Milken Forts were an iconic element of the First and Second Ages of Magic, before ‘proper’ fortification techniques were rediscovered and implemented. Their greatest flaw was the need for a reliable water source, one that could be protected by the Fort itself. Everything from cisterns to ground-level wells and pumps to actual magic was used to keep the reservoirs filled, but it was a fundamental problem. Their greatest advantage was that a properly staffed Milken Fort provided excellent overwatch of the area, and of course act as the anachronistic castles that they were.
There was certainly the need for even the crudest and slapdash castles, back then. The Twenty-Third century in particular was an extremely chaotic time in the middle of the North American continent, as the Mages’ Alliance alternately struggled and schemed with both the Kingdom of Nebraska, and the Kingdom of the Lakes. The Ohio Marcher country in particular sprouted petty-kingdoms that formed around every defensive position, both natural and manmade.

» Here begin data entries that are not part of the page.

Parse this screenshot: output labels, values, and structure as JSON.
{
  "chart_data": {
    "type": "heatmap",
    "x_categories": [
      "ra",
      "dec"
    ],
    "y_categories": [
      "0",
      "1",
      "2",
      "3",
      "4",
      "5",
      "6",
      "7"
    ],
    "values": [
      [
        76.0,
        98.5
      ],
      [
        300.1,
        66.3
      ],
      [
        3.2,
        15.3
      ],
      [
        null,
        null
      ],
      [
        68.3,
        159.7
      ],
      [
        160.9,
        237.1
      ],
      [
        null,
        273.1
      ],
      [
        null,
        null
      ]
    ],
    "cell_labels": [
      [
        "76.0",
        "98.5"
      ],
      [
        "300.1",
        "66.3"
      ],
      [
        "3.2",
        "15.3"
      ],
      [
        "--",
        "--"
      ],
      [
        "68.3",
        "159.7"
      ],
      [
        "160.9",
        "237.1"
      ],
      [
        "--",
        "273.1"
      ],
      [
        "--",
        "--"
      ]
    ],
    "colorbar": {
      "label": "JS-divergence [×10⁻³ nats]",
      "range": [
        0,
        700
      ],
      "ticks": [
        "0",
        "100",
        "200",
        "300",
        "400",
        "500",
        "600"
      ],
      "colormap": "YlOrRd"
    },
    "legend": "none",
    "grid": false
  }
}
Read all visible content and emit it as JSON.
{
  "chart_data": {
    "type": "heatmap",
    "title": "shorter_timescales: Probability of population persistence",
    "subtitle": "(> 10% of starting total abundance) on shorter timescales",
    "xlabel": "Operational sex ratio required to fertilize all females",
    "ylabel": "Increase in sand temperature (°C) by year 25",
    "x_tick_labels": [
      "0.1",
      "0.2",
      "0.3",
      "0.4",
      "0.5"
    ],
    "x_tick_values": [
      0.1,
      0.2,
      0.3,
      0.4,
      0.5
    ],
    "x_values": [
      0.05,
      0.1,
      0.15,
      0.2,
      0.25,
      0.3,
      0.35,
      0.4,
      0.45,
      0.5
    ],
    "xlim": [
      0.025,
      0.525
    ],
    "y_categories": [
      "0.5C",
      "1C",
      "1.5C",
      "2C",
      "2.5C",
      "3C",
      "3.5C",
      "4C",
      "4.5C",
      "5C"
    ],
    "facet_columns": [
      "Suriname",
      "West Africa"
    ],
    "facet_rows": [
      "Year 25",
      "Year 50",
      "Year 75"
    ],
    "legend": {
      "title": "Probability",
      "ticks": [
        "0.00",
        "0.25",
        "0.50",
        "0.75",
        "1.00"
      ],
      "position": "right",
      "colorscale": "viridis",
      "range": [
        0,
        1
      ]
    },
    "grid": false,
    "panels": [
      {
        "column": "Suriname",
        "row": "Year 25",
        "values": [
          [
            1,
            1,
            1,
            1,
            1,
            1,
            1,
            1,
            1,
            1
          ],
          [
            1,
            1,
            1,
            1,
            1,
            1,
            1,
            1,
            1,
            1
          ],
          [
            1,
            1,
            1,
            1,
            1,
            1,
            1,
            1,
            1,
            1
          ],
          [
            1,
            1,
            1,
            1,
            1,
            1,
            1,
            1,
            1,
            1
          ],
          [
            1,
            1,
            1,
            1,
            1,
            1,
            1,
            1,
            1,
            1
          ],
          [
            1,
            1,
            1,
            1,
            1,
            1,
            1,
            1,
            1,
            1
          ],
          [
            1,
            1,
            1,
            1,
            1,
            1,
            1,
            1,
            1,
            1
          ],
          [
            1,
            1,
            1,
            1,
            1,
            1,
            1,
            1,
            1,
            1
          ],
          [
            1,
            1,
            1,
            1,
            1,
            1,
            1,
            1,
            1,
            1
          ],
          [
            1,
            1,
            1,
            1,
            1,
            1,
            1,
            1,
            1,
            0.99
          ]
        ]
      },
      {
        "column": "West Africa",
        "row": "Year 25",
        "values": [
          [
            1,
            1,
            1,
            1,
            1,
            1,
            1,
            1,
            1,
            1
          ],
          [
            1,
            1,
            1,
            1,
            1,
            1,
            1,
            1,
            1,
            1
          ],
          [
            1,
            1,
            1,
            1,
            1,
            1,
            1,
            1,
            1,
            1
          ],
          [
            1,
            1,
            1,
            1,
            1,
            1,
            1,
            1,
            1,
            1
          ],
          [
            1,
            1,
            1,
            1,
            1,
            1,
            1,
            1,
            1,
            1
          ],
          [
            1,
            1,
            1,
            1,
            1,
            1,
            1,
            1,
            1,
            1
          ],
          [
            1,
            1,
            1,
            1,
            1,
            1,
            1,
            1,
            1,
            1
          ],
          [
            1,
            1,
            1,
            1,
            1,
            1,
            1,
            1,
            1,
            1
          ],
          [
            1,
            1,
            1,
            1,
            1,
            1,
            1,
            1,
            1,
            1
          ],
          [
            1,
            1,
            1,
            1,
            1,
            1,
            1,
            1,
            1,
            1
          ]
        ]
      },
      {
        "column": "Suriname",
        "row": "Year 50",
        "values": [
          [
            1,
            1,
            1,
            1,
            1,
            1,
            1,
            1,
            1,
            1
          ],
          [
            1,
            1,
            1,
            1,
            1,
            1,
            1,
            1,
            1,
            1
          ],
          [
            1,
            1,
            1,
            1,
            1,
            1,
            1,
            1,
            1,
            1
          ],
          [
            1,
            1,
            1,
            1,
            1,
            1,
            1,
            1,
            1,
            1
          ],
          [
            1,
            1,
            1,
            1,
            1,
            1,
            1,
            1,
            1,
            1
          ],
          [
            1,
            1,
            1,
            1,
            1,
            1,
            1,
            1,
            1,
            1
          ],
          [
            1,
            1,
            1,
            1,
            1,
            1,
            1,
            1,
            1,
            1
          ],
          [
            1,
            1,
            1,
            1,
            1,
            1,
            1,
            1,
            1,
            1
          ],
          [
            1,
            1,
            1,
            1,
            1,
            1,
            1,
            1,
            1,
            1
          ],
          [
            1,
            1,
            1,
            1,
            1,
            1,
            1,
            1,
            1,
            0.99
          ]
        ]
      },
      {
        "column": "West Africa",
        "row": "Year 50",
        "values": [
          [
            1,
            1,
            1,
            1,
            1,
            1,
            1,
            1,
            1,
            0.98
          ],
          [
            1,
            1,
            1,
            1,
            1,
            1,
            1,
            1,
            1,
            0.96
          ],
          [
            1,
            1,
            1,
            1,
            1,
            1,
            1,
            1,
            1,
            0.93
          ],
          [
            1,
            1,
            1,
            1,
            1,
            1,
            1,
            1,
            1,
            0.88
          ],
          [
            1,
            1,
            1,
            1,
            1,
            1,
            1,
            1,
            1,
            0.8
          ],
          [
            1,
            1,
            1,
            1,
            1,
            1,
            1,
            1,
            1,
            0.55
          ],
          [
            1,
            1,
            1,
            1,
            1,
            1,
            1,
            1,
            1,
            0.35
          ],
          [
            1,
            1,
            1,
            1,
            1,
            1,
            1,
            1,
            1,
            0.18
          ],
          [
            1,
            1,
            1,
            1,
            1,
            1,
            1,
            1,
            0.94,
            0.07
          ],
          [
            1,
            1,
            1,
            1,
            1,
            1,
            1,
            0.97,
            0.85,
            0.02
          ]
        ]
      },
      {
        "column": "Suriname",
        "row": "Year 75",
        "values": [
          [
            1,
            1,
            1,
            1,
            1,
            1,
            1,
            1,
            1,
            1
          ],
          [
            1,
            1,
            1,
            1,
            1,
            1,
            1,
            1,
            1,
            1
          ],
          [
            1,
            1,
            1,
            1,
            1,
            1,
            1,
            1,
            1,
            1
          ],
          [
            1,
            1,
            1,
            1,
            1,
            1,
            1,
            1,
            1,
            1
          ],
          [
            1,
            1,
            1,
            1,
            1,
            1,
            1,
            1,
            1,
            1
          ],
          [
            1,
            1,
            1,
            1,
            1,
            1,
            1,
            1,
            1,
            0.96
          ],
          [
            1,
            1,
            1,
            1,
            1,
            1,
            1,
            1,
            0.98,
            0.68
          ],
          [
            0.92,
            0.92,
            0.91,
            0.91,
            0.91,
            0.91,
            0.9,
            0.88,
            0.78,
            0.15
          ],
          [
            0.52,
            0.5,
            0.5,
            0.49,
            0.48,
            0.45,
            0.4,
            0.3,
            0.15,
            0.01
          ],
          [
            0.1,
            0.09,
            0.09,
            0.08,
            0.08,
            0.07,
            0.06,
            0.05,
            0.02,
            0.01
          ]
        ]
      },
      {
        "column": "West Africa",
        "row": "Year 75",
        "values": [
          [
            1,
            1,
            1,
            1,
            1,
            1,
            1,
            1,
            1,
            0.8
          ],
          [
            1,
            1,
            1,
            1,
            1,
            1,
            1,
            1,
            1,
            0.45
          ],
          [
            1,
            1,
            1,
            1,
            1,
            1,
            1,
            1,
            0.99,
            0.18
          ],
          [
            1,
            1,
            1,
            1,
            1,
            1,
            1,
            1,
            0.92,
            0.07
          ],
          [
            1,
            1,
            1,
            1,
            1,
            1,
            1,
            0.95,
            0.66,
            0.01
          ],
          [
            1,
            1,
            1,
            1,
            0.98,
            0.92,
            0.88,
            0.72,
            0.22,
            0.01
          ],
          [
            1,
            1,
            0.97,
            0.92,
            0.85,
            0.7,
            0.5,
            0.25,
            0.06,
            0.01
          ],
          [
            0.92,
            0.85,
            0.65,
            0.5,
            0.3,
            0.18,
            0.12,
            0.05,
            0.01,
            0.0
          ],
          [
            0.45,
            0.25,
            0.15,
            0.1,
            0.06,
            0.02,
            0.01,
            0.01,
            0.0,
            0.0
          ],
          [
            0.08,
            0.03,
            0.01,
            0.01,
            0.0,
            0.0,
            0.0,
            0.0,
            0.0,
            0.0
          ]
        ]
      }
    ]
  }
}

This ironically preserved that area’s hardscrabble independence during the Dominion’s first conquests in the Twenty-Fourth Century. The Dominion chose instead to conquer first Nebraska outright and the Great Lakes by proxy; both of those states were centralized enough to discourage semi-independent baronies and free cities. The combination of the Dominion’s curious reluctance to start direct wars east of the Mississippi, coupled with the plethora of castles in the region, kept the Marcher lands independent long enough to be purchased by Greater Hershey, instead. The inhabitants of Ohio, after seeing what happened in what used to be Illinois and Indiana, quickly decided that they had met a much better fate.